The Company’s main risks are associated with fluctuations in the US dollar (“US”), the Chilean peso (“CLP”), and the Mexican peso (“MXN”). The Company does not enter into any foreign exchange hedging contracts. As at November 30, 2020, the Company had foreign current assets totaling approximately CLP13,449,710 and amounts payable totaling approximately US$39,153, CLP12,081,511, and MXN263,984. The Company has determined that a 10% increase or decrease in these currencies against the Canadian dollar on these instruments, as at November 30, 2020, would result in a $6,554 change to profit or loss for the period.
(b) Capital management:
The Company’s objectives of capital management are intended to safeguard the entity's ability to support the Company’s exploration and evaluation of its resource properties and support any expansion plans. The capital of the Company consists of the items included in shareholders’ equity.
The Company manages the capital structure and makes adjustments in light of changes in economic conditions and the risk characteristics of the Company’s underlying assets.
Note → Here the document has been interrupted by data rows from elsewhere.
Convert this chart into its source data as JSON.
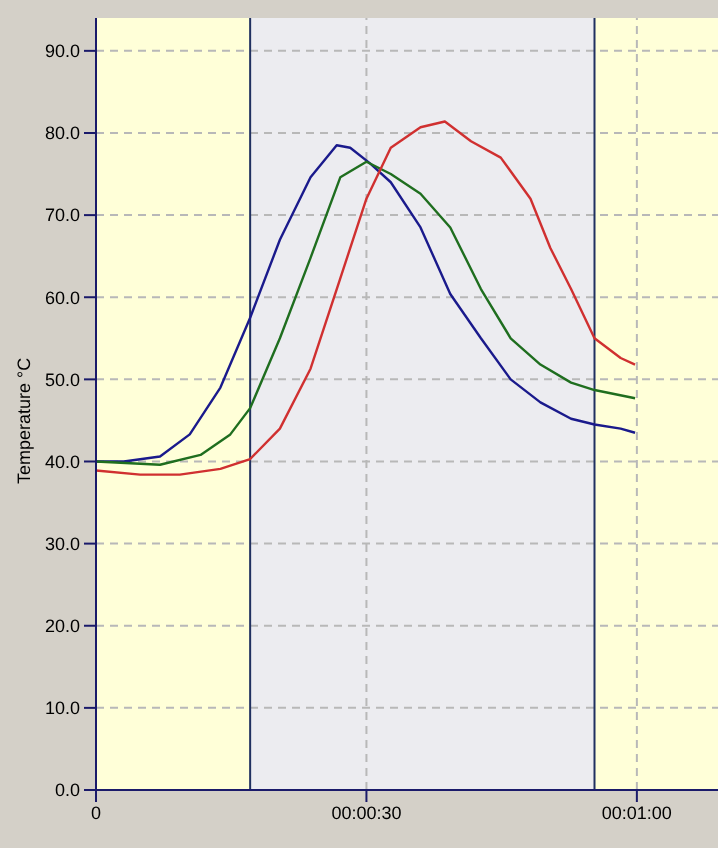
{
  "chart_data": {
    "type": "line",
    "ylabel": "Temperature °C",
    "xlim": [
      0,
      69
    ],
    "ylim": [
      0,
      94
    ],
    "xticks": [
      {
        "value": 0,
        "label": "0"
      },
      {
        "value": 30,
        "label": "00:00:30"
      },
      {
        "value": 60,
        "label": "00:01:00"
      }
    ],
    "yticks": [
      {
        "value": 0,
        "label": "0.0"
      },
      {
        "value": 10,
        "label": "10.0"
      },
      {
        "value": 20,
        "label": "20.0"
      },
      {
        "value": 30,
        "label": "30.0"
      },
      {
        "value": 40,
        "label": "40.0"
      },
      {
        "value": 50,
        "label": "50.0"
      },
      {
        "value": 60,
        "label": "60.0"
      },
      {
        "value": 70,
        "label": "70.0"
      },
      {
        "value": 80,
        "label": "80.0"
      },
      {
        "value": 90,
        "label": "90.0"
      }
    ],
    "grid": true,
    "line_style": "solid",
    "marker": "none",
    "bands": [
      {
        "axis": "x",
        "from": 0,
        "to": 17.1,
        "color": "#ffffd8"
      },
      {
        "axis": "x",
        "from": 17.1,
        "to": 55.3,
        "color": "#ececf0"
      },
      {
        "axis": "x",
        "from": 55.3,
        "to": 69,
        "color": "#ffffd8"
      }
    ],
    "ref_lines": [
      {
        "axis": "x",
        "value": 17.1,
        "color": "#203060"
      },
      {
        "axis": "x",
        "value": 55.3,
        "color": "#203060"
      }
    ],
    "series": [
      {
        "color": "#1a1a8c",
        "x": [
          0,
          3.1,
          7.1,
          10.4,
          13.8,
          17.1,
          20.4,
          23.8,
          26.7,
          28.2,
          30.4,
          32.7,
          36,
          39.3,
          42.7,
          46,
          49.3,
          52.7,
          55.3,
          58.2,
          59.8
        ],
        "values": [
          40,
          40,
          40.6,
          43.3,
          49,
          57.5,
          67,
          74.6,
          78.5,
          78.2,
          76.3,
          74,
          68.5,
          60.4,
          55,
          50,
          47.2,
          45.2,
          44.5,
          44,
          43.5
        ]
      },
      {
        "color": "#1f6e1f",
        "x": [
          0,
          7.1,
          11.6,
          14.9,
          17.1,
          20.4,
          23.8,
          27.1,
          30,
          32.7,
          36,
          39.3,
          42.7,
          46,
          49.3,
          52.7,
          55.3,
          59.8
        ],
        "values": [
          40,
          39.6,
          40.8,
          43.3,
          46.5,
          55,
          64.8,
          74.6,
          76.5,
          75,
          72.6,
          68.5,
          61,
          55,
          51.8,
          49.6,
          48.7,
          47.7
        ]
      },
      {
        "color": "#d03030",
        "x": [
          0,
          4.9,
          9.3,
          13.8,
          17.1,
          20.4,
          23.8,
          27.1,
          30,
          32.7,
          36,
          38.7,
          41.6,
          44.9,
          48.2,
          50.4,
          52.7,
          55.3,
          58.2,
          59.8
        ],
        "values": [
          38.9,
          38.4,
          38.4,
          39.1,
          40.3,
          44,
          51.3,
          62.3,
          72,
          78.2,
          80.7,
          81.4,
          79,
          77,
          72,
          66,
          61,
          55,
          52.6,
          51.8
        ]
      }
    ]
  }
}
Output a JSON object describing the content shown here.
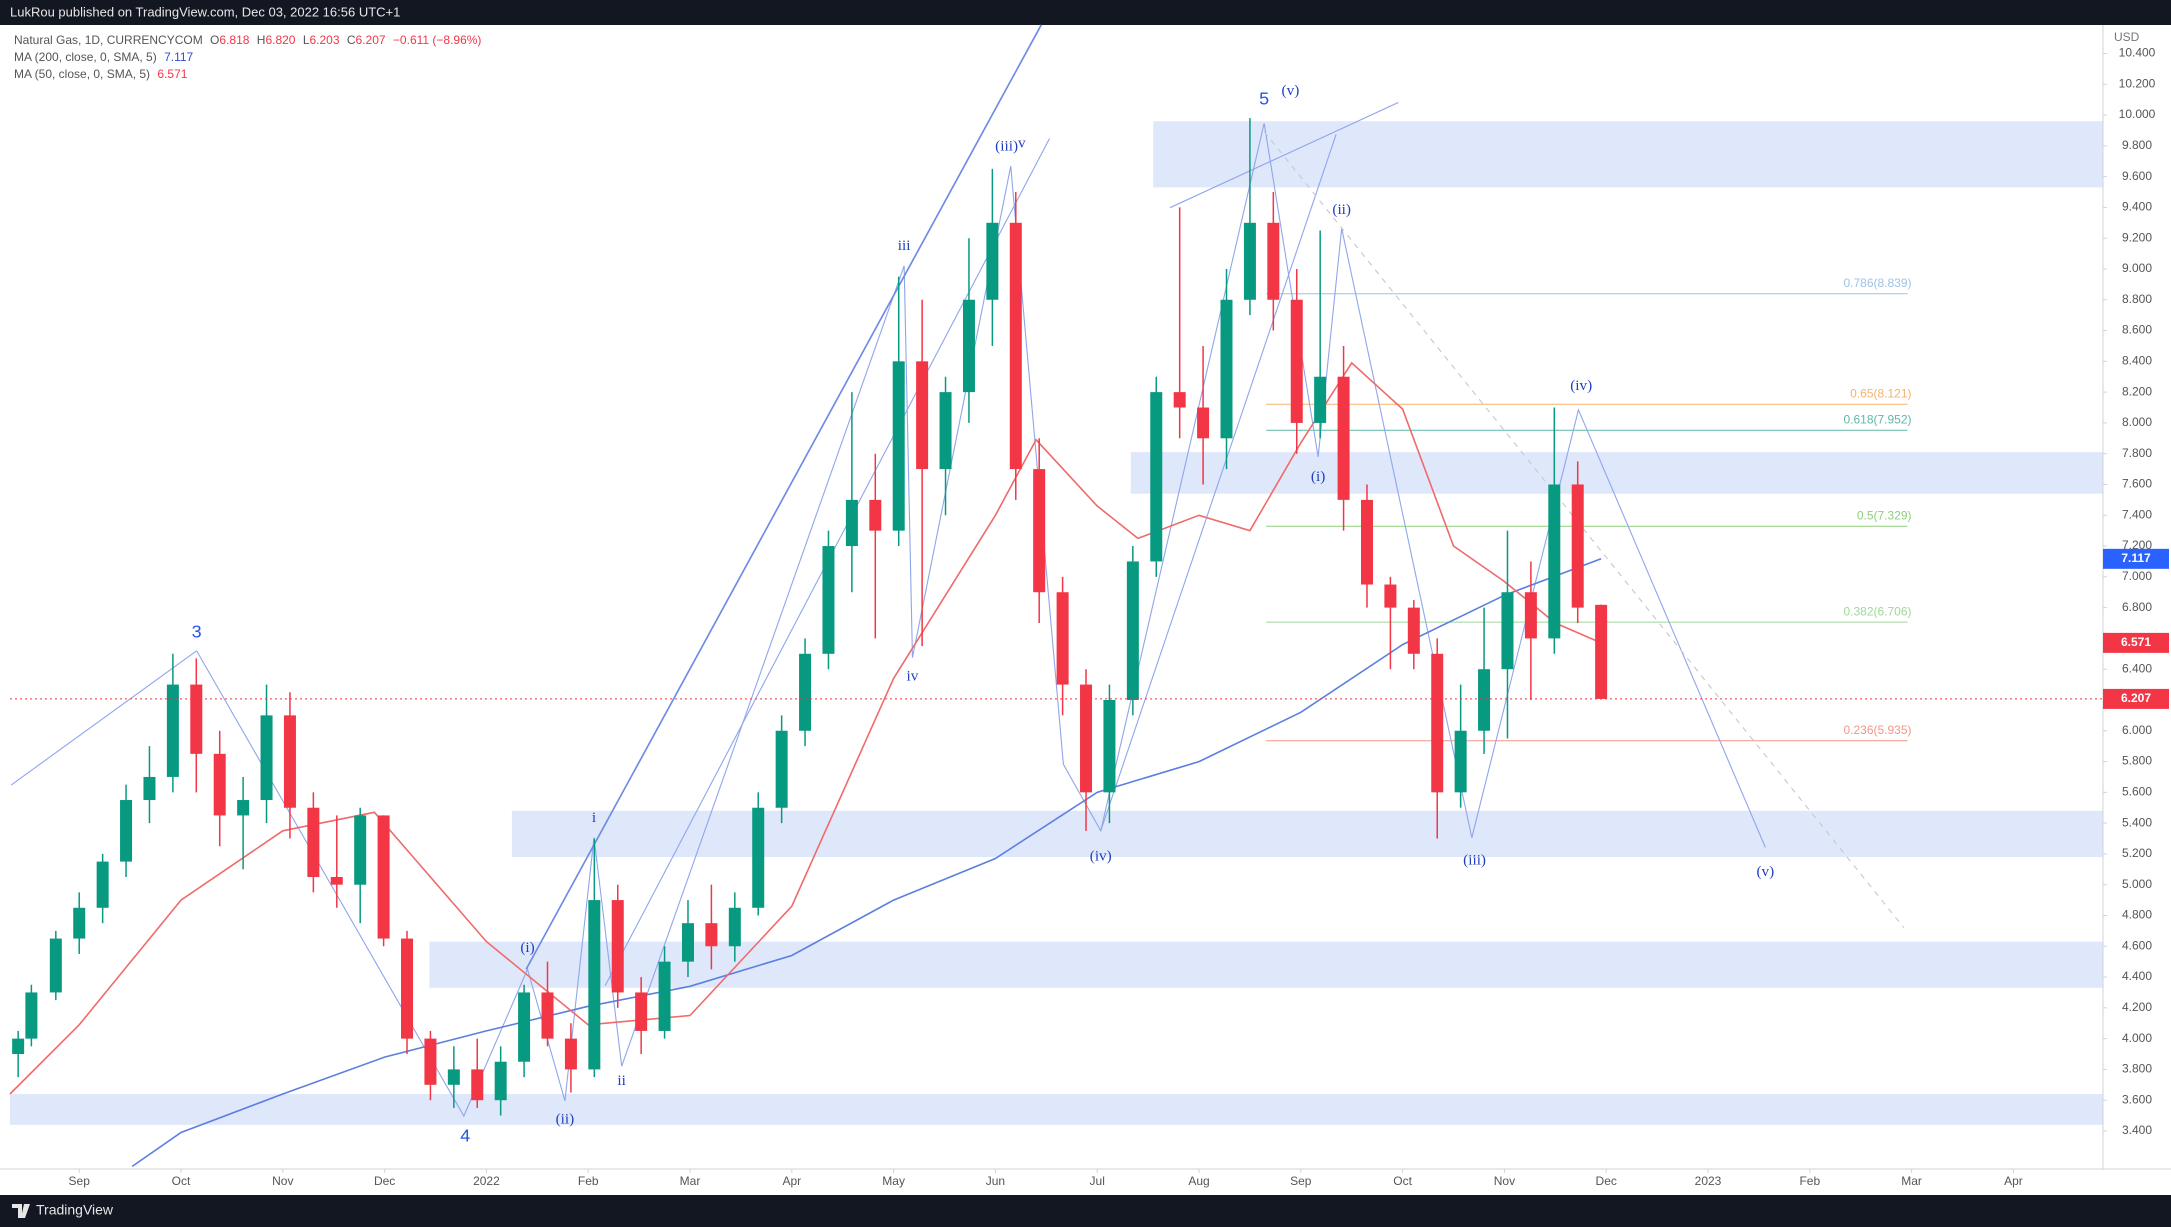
{
  "header": {
    "published": "LukRou published on TradingView.com, Dec 03, 2022 16:56 UTC+1"
  },
  "footer": {
    "brand": "TradingView"
  },
  "chart_data": {
    "type": "candlestick",
    "legend": {
      "symbol": "Natural Gas, 1D, CURRENCYCOM",
      "ohlc": [
        {
          "key": "O",
          "value": 6.818,
          "label": "6.818"
        },
        {
          "key": "H",
          "value": 6.82,
          "label": "6.820"
        },
        {
          "key": "L",
          "value": 6.203,
          "label": "6.203"
        },
        {
          "key": "C",
          "value": 6.207,
          "label": "6.207"
        }
      ],
      "change": "−0.611 (−8.96%)"
    },
    "currency": "USD",
    "up_color": "#089981",
    "down_color": "#f23645",
    "candles": {
      "x": [
        -0.6,
        -0.47,
        -0.23,
        0,
        0.23,
        0.46,
        0.69,
        0.92,
        1.15,
        1.38,
        1.61,
        1.84,
        2.07,
        2.3,
        2.53,
        2.76,
        2.99,
        3.22,
        3.45,
        3.68,
        3.91,
        4.14,
        4.37,
        4.6,
        4.83,
        5.06,
        5.29,
        5.52,
        5.75,
        5.98,
        6.21,
        6.44,
        6.67,
        6.9,
        7.13,
        7.36,
        7.59,
        7.82,
        8.05,
        8.28,
        8.51,
        8.74,
        8.97,
        9.2,
        9.43,
        9.66,
        9.89,
        10.12,
        10.35,
        10.58,
        10.81,
        11.04,
        11.27,
        11.5,
        11.73,
        11.96,
        12.19,
        12.42,
        12.65,
        12.88,
        13.11,
        13.34,
        13.57,
        13.8,
        14.03,
        14.26,
        14.49,
        14.72,
        14.95
      ],
      "open": [
        3.9,
        4.0,
        4.3,
        4.65,
        4.85,
        5.15,
        5.55,
        5.7,
        6.3,
        5.85,
        5.45,
        5.55,
        6.1,
        5.5,
        5.05,
        5.0,
        5.45,
        4.65,
        4.0,
        3.7,
        3.8,
        3.6,
        3.85,
        4.3,
        4.0,
        3.8,
        4.9,
        4.3,
        4.05,
        4.5,
        4.75,
        4.6,
        4.85,
        5.5,
        6.0,
        6.5,
        7.2,
        7.5,
        7.3,
        8.4,
        7.7,
        8.2,
        8.8,
        9.3,
        7.7,
        6.9,
        6.3,
        5.6,
        6.2,
        7.1,
        8.2,
        8.1,
        7.9,
        8.8,
        9.3,
        8.8,
        8.0,
        8.3,
        7.5,
        6.95,
        6.8,
        6.5,
        5.6,
        6.0,
        6.4,
        6.9,
        6.6,
        7.6,
        6.818
      ],
      "high": [
        4.05,
        4.35,
        4.7,
        4.95,
        5.2,
        5.65,
        5.9,
        6.5,
        6.47,
        6.0,
        5.7,
        6.3,
        6.25,
        5.6,
        5.45,
        5.5,
        5.45,
        4.7,
        4.05,
        3.95,
        4.0,
        3.95,
        4.35,
        4.5,
        4.1,
        5.3,
        5.0,
        4.4,
        4.6,
        4.9,
        5.0,
        4.95,
        5.6,
        6.1,
        6.6,
        7.3,
        8.2,
        7.8,
        8.95,
        8.8,
        8.3,
        9.2,
        9.65,
        9.5,
        7.9,
        7.0,
        6.4,
        6.3,
        7.2,
        8.3,
        9.4,
        8.5,
        9.0,
        9.98,
        9.5,
        9.0,
        9.25,
        8.5,
        7.6,
        7.0,
        6.85,
        6.6,
        6.3,
        6.8,
        7.3,
        7.1,
        8.1,
        7.75,
        6.82
      ],
      "low": [
        3.75,
        3.95,
        4.25,
        4.55,
        4.75,
        5.05,
        5.4,
        5.6,
        5.6,
        5.25,
        5.1,
        5.4,
        5.3,
        4.95,
        4.85,
        4.75,
        4.6,
        3.9,
        3.6,
        3.55,
        3.55,
        3.5,
        3.75,
        3.95,
        3.65,
        3.75,
        4.2,
        3.9,
        4.0,
        4.4,
        4.45,
        4.5,
        4.8,
        5.4,
        5.9,
        6.4,
        6.9,
        6.6,
        7.2,
        6.55,
        7.4,
        8.0,
        8.5,
        7.5,
        6.7,
        6.1,
        5.35,
        5.4,
        6.1,
        7.0,
        7.9,
        7.6,
        7.7,
        8.7,
        8.6,
        7.8,
        7.9,
        7.3,
        6.8,
        6.4,
        6.4,
        5.3,
        5.5,
        5.85,
        5.95,
        6.2,
        6.5,
        6.7,
        6.203
      ],
      "close": [
        4.0,
        4.3,
        4.65,
        4.85,
        5.15,
        5.55,
        5.7,
        6.3,
        5.85,
        5.45,
        5.55,
        6.1,
        5.5,
        5.05,
        5.0,
        5.45,
        4.65,
        4.0,
        3.7,
        3.8,
        3.6,
        3.85,
        4.3,
        4.0,
        3.8,
        4.9,
        4.3,
        4.05,
        4.5,
        4.75,
        4.6,
        4.85,
        5.5,
        6.0,
        6.5,
        7.2,
        7.5,
        7.3,
        8.4,
        7.7,
        8.2,
        8.8,
        9.3,
        7.7,
        6.9,
        6.3,
        5.6,
        6.2,
        7.1,
        8.2,
        8.1,
        7.9,
        8.8,
        9.3,
        8.8,
        8.0,
        8.3,
        7.5,
        6.95,
        6.8,
        6.5,
        5.6,
        6.0,
        6.4,
        6.9,
        6.6,
        7.6,
        6.8,
        6.207
      ]
    },
    "series": [
      {
        "name": "MA (200, close, 0, SMA, 5)",
        "color": "#5b7fe0",
        "x": [
          0.52,
          1,
          2,
          3,
          4,
          5,
          6,
          7,
          8,
          9,
          10,
          11,
          12,
          13,
          14,
          14.95
        ],
        "values": [
          3.17,
          3.39,
          3.64,
          3.88,
          4.05,
          4.21,
          4.34,
          4.54,
          4.9,
          5.17,
          5.6,
          5.8,
          6.12,
          6.56,
          6.88,
          7.117
        ]
      },
      {
        "name": "MA (50, close, 0, SMA, 5)",
        "color": "#f06a6a",
        "x": [
          -0.68,
          0,
          1,
          2,
          2.9,
          4,
          5,
          6,
          7,
          8,
          9,
          9.4,
          10,
          10.4,
          11,
          11.5,
          12,
          12.5,
          13,
          13.5,
          14,
          14.5,
          14.95
        ],
        "values": [
          3.64,
          4.09,
          4.9,
          5.35,
          5.47,
          4.63,
          4.09,
          4.15,
          4.86,
          6.34,
          7.4,
          7.89,
          7.46,
          7.25,
          7.4,
          7.3,
          7.87,
          8.39,
          8.09,
          7.2,
          6.97,
          6.7,
          6.571
        ]
      }
    ],
    "zones": [
      {
        "x0": -0.68,
        "low": 3.44,
        "high": 3.64
      },
      {
        "x0": 3.44,
        "low": 4.33,
        "high": 4.63
      },
      {
        "x0": 4.25,
        "low": 5.18,
        "high": 5.48
      },
      {
        "x0": 10.33,
        "low": 7.54,
        "high": 7.81
      },
      {
        "x0": 10.55,
        "low": 9.53,
        "high": 9.96
      }
    ],
    "zone_color": "#dfe7fb",
    "fib": {
      "x": [
        11.66,
        17.96
      ],
      "levels": [
        {
          "label": "0.786(8.839)",
          "value": 8.839,
          "color": "#9cc3e6"
        },
        {
          "label": "0.65(8.121)",
          "value": 8.121,
          "color": "#f5b26b"
        },
        {
          "label": "0.618(7.952)",
          "value": 7.952,
          "color": "#5fb8a8"
        },
        {
          "label": "0.5(7.329)",
          "value": 7.329,
          "color": "#8fcf7a"
        },
        {
          "label": "0.382(6.706)",
          "value": 6.706,
          "color": "#9fd89a"
        },
        {
          "label": "0.236(5.935)",
          "value": 5.935,
          "color": "#f3968a"
        }
      ]
    },
    "wave_labels": [
      "3",
      "4",
      "(i)",
      "(ii)",
      "i",
      "ii",
      "iii",
      "iv",
      "(iii)",
      "v",
      "(iv)",
      "5",
      "(v)",
      "(ii)",
      "(i)",
      "(iv)",
      "(iii)",
      "(v)"
    ],
    "xlim": [
      -0.68,
      19.88
    ],
    "xticks": [
      {
        "value": 0,
        "label": "Sep"
      },
      {
        "value": 1,
        "label": "Oct"
      },
      {
        "value": 2,
        "label": "Nov"
      },
      {
        "value": 3,
        "label": "Dec"
      },
      {
        "value": 4,
        "label": "2022"
      },
      {
        "value": 5,
        "label": "Feb"
      },
      {
        "value": 6,
        "label": "Mar"
      },
      {
        "value": 7,
        "label": "Apr"
      },
      {
        "value": 8,
        "label": "May"
      },
      {
        "value": 9,
        "label": "Jun"
      },
      {
        "value": 10,
        "label": "Jul"
      },
      {
        "value": 11,
        "label": "Aug"
      },
      {
        "value": 12,
        "label": "Sep"
      },
      {
        "value": 13,
        "label": "Oct"
      },
      {
        "value": 14,
        "label": "Nov"
      },
      {
        "value": 15,
        "label": "Dec"
      },
      {
        "value": 16,
        "label": "2023"
      },
      {
        "value": 17,
        "label": "Feb"
      },
      {
        "value": 18,
        "label": "Mar"
      },
      {
        "value": 19,
        "label": "Apr"
      }
    ],
    "ylim": [
      3.153,
      10.585
    ],
    "yticks": [
      {
        "value": 3.4,
        "label": "3.400"
      },
      {
        "value": 3.6,
        "label": "3.600"
      },
      {
        "value": 3.8,
        "label": "3.800"
      },
      {
        "value": 4.0,
        "label": "4.000"
      },
      {
        "value": 4.2,
        "label": "4.200"
      },
      {
        "value": 4.4,
        "label": "4.400"
      },
      {
        "value": 4.6,
        "label": "4.600"
      },
      {
        "value": 4.8,
        "label": "4.800"
      },
      {
        "value": 5.0,
        "label": "5.000"
      },
      {
        "value": 5.2,
        "label": "5.200"
      },
      {
        "value": 5.4,
        "label": "5.400"
      },
      {
        "value": 5.6,
        "label": "5.600"
      },
      {
        "value": 5.8,
        "label": "5.800"
      },
      {
        "value": 6.0,
        "label": "6.000"
      },
      {
        "value": 6.2,
        "label": "6.200"
      },
      {
        "value": 6.4,
        "label": "6.400"
      },
      {
        "value": 6.6,
        "label": "6.600"
      },
      {
        "value": 6.8,
        "label": "6.800"
      },
      {
        "value": 7.0,
        "label": "7.000"
      },
      {
        "value": 7.2,
        "label": "7.200"
      },
      {
        "value": 7.4,
        "label": "7.400"
      },
      {
        "value": 7.6,
        "label": "7.600"
      },
      {
        "value": 7.8,
        "label": "7.800"
      },
      {
        "value": 8.0,
        "label": "8.000"
      },
      {
        "value": 8.2,
        "label": "8.200"
      },
      {
        "value": 8.4,
        "label": "8.400"
      },
      {
        "value": 8.6,
        "label": "8.600"
      },
      {
        "value": 8.8,
        "label": "8.800"
      },
      {
        "value": 9.0,
        "label": "9.000"
      },
      {
        "value": 9.2,
        "label": "9.200"
      },
      {
        "value": 9.4,
        "label": "9.400"
      },
      {
        "value": 9.6,
        "label": "9.600"
      },
      {
        "value": 9.8,
        "label": "9.800"
      },
      {
        "value": 10.0,
        "label": "10.000"
      },
      {
        "value": 10.2,
        "label": "10.200"
      },
      {
        "value": 10.4,
        "label": "10.400"
      }
    ],
    "grid": false
  }
}
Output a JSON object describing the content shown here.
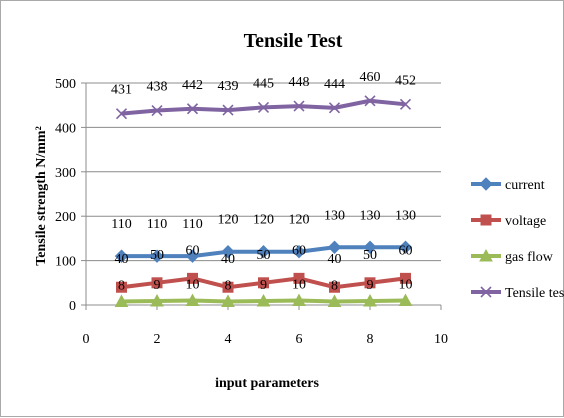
{
  "chart_data": {
    "type": "scatter",
    "title": "Tensile Test",
    "xlabel": "input parameters",
    "ylabel": "Tensile  strength N/mm²",
    "xlim": [
      0,
      10
    ],
    "ylim": [
      0,
      500
    ],
    "x_ticks": [
      0,
      2,
      4,
      6,
      8,
      10
    ],
    "y_ticks": [
      0,
      100,
      200,
      300,
      400,
      500
    ],
    "grid": "horizontal",
    "legend_position": "right",
    "x": [
      1,
      2,
      3,
      4,
      5,
      6,
      7,
      8,
      9
    ],
    "series": [
      {
        "name": "current",
        "color": "#4f81bd",
        "marker": "diamond",
        "values": [
          110,
          110,
          110,
          120,
          120,
          120,
          130,
          130,
          130
        ]
      },
      {
        "name": "voltage",
        "color": "#c0504d",
        "marker": "square",
        "values": [
          40,
          50,
          60,
          40,
          50,
          60,
          40,
          50,
          60
        ]
      },
      {
        "name": "gas flow",
        "color": "#9bbb59",
        "marker": "triangle",
        "values": [
          8,
          9,
          10,
          8,
          9,
          10,
          8,
          9,
          10
        ]
      },
      {
        "name": "Tensile test",
        "color": "#8064a2",
        "marker": "x",
        "values": [
          431,
          438,
          442,
          439,
          445,
          448,
          444,
          460,
          452
        ]
      }
    ]
  }
}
To effectively manage the entity’s capital requirements, the Company has in place a planning and budgeting process to help determine the funds required to ensure the Corporation has the appropriate liquidity to meet its financial objectives. Notwithstanding the risks described in note 1 of the consolidated financial statements, the Company expects to continue to raise funds, from time to time, to continue meeting its capital management objectives.
The Company is not subject to externally imposed capital requirements. There were no changes in the Company’s approach to capital management during the year.
10. Segmented information:
The Company operates in one segment being the acquisition and exploration of mineral properties. Geographical information can be found in notes 4 and 5.
11. Subsequent events:
Subsequent to the period ended November 30, 2020, the Company:
a) issued 346,279 common shares as a finders’ fee in connection with the Berenguela acquisition.